Tests measure only that you are good at answering tests under heavy stress and at cramming for them. The whole teaching/learning to test thing - you don't learn to be able to understand and practically use the knowledge but cram to pass the tests and will usually promptly forget most you have "learned" in this way after the tests are over.

Not really a lot more. There are plenty of very good students that are just terrible at tests - either because they don't cope well with time pressure or because they learn in a different way and standardized testing is unable to capture that because of its "least common denominator" focus.

And don't get me started on people with very common disabilities like dyslexia or dyscalculia - neither of which has anything to do with intellect and sufferers of either can be excellent students. However, they will fail horribly at any kind of standardized testing.

So it is only a cheap to administer and easy to evaluate (just count the points) proxy for actual performance and knowledge that are much harder to objectively assess. But a very poor one.

And then there are the various sports stipendia and legacy admissions and ... that basically bypass the entire process as long as you are either good at football/whatever or been born to a well to do alumni family.

Let's call tests what they are - a cheap and somewhat objective filter to fit the large amount of applicants to the much smaller amount of available places. And don't delude ourselves it has anything to do with quality.

(I am a former university teacher and have done a specialized course in university pedagogy, including assessment)

3 comments

> Tests measure only that you are good at answering tests under heavy stress and at cramming for them.

Sounds a lot like college, particularly for engineering degrees. Someone who does well on the math portion of the SAT likely has the baseline understanding of math to start on college math.

People with disabilities is a different conversation IMO, and should have some accommodation.

>The problem is that tests do not ensure that high quality students are admitted.

Ensure, no, of course not. But it's better than nothing.

>very common disabilities like dyslexia or dyscalculia

These are not "very common" by my defintion: 10% of population, of varying degrees.

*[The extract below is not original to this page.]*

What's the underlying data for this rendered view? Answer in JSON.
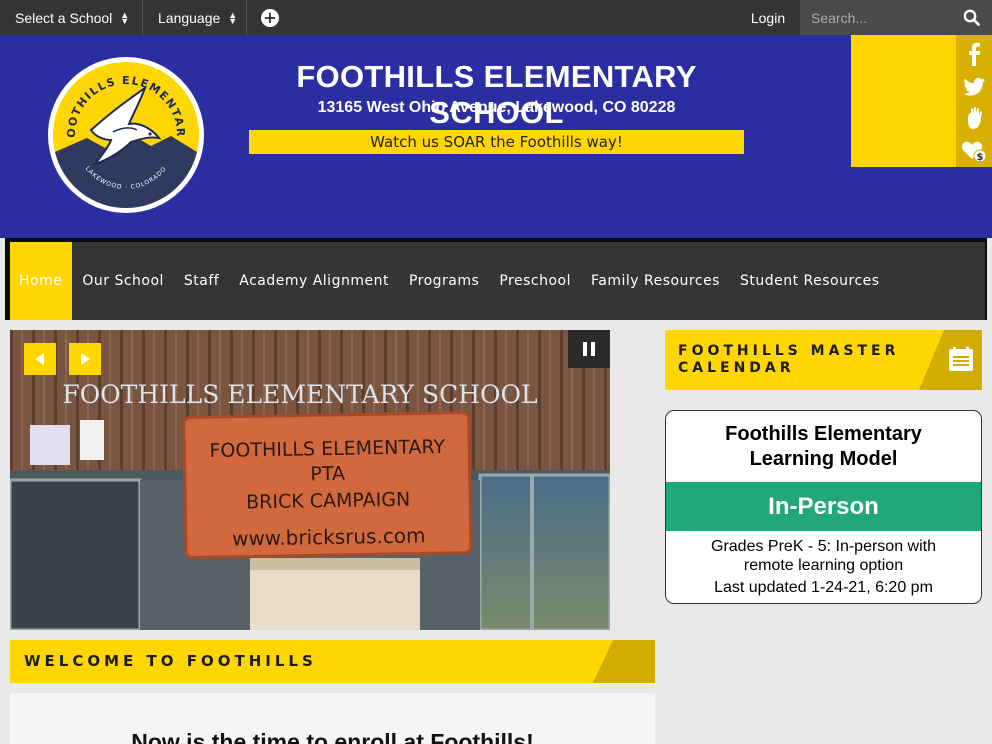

>neither of which has anything to do with intellect and sufferers of either can be excellent students. However, they will fail horribly at any kind of standardized testing.

How do you know they'd be great students but fail at testing? How are you assessing it? Isn't this the answer to all these issues?

> And then there are the various sports stipendia and legacy admissions and ... that basically bypass the entire process as long as you are either good at football/whatever or been born to a well to do alumni family

I have never imagined it to be actually a thing. Wild.